Consider that profits are a pretty constant portion of GDP, around 10%:
Now, as Jeremy Siegal notes, you can have higher-than-GDP earnings per share growth in stocks if companies continually repurchase shares, but here's a graph from Barry Ritholz on the valuation of the market relative to our GDP over time: it's gone up, but it can't go up forever.
If valuations stay about the same portion of GDP, the average return to a dollar invested is capped by the growth rate of earnings. Remember that these profits are then used for dividends and buybacks.
Fama and French argued that the US 1950-2000 period that is so prominent in academic minds was truly anomalous:
the dividend-price and earnings-price ratios fall from 1950 to 2000: the cumulative percent capital gain for the period is more than three times the percent growth in divdends or earnings. All valuation models agree that the two price ratios are driven by expectations about future returns (discount rates) and expectations about dividend and earnings growth.
This means, the second half of the 20th century was abnormal, even with hindsight looking at dividends and earnings. Expecting greater than 3% real returns out of stocks relies on a lot of hope.
Then again, you can take the view of Jay Ritter, who notes very little correlation between equity returns and GDP growth cross-sectionally, looking at data from 16 countries over 100 years:
As an empirical matter, knowing a country's GDP growth is a pretty lame indicator of even its long run stock market return. Valuation (P/E fluctuations), the fraction of corporate profits paid out to shareholders, and the probability of catastrophic loss due to hyperinflation, revolution, war, are all very important in these 100 year samples.
But ultimately, a 3% top-line return seems the most reasonable equity premium estimate, and the return to shareholders will probably be below that due to transaction costs and adverse timing. The 5.5% return bandied about is a bias from a very biased sample--the US post WW2--not representative of general experience.
I agree that post WW2 is not representative. But real returns in that period were well above 5.5%. If real returns on stocks going forward are 5%, that will already represent a large drop.
Why do you think returns will fall all the way to 3%? Dividend yields alone are around 2%. Do you really think long run dividend-per-share growth will be as low as 1%, even with share repurchases and GDP growth? I don't see it...please explain.
That corp profits graph looks a lot closer to 7% of GDP than 10%.
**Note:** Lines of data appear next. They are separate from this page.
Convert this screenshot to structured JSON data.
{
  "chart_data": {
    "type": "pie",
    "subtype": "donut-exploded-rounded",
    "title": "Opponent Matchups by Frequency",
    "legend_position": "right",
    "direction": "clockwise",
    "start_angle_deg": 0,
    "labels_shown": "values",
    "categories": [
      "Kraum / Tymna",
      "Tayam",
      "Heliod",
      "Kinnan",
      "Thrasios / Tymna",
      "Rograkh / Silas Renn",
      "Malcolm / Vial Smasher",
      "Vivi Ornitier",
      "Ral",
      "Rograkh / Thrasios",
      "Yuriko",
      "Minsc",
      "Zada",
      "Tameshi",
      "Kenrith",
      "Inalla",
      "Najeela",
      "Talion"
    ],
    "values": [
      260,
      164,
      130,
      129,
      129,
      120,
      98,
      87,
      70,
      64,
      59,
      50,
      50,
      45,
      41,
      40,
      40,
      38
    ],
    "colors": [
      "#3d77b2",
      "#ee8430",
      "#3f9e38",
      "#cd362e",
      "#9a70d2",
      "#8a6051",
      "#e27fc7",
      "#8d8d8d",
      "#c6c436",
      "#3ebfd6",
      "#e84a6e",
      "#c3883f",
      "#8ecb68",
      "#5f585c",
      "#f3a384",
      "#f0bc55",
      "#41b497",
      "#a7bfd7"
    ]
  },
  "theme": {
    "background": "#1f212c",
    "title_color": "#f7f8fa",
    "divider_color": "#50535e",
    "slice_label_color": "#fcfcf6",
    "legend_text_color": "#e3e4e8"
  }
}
If you're going to compare the purported "real equity growth rate" to the "equity risk estimate" (and "real returns" and "top-line return")I think you should explicitly note their definitions.
Also, with an increased share of S&P500 (amongst other indices) profits coming from outside the U.S., the comparison of corporate profits to U.S. GDP might not be expected to be stable over time.
Your guess about growth rates is as good as any. There is no answer that makes sense.
If you are an optimist, go with a high growth rate. If you are a pessimist, go with a low growth rate. Both estimates will most likely be too high.
The total market cap of the global stock and bond markets today is about $100 trillion (rounded up)
If one your ancestors had invested $1 in 1 AD at a nominal rate of 1.62% per annum, that $1 would now be worth $100 trillion.
That is what $1 would be worth today if it were actually possible to compound, long-term
What risk premium stories seem to miss, as well as growth rate stories, is that over time it is really hard to hold on to assets.
Ultimately if you have a lot of assets someone takes it away.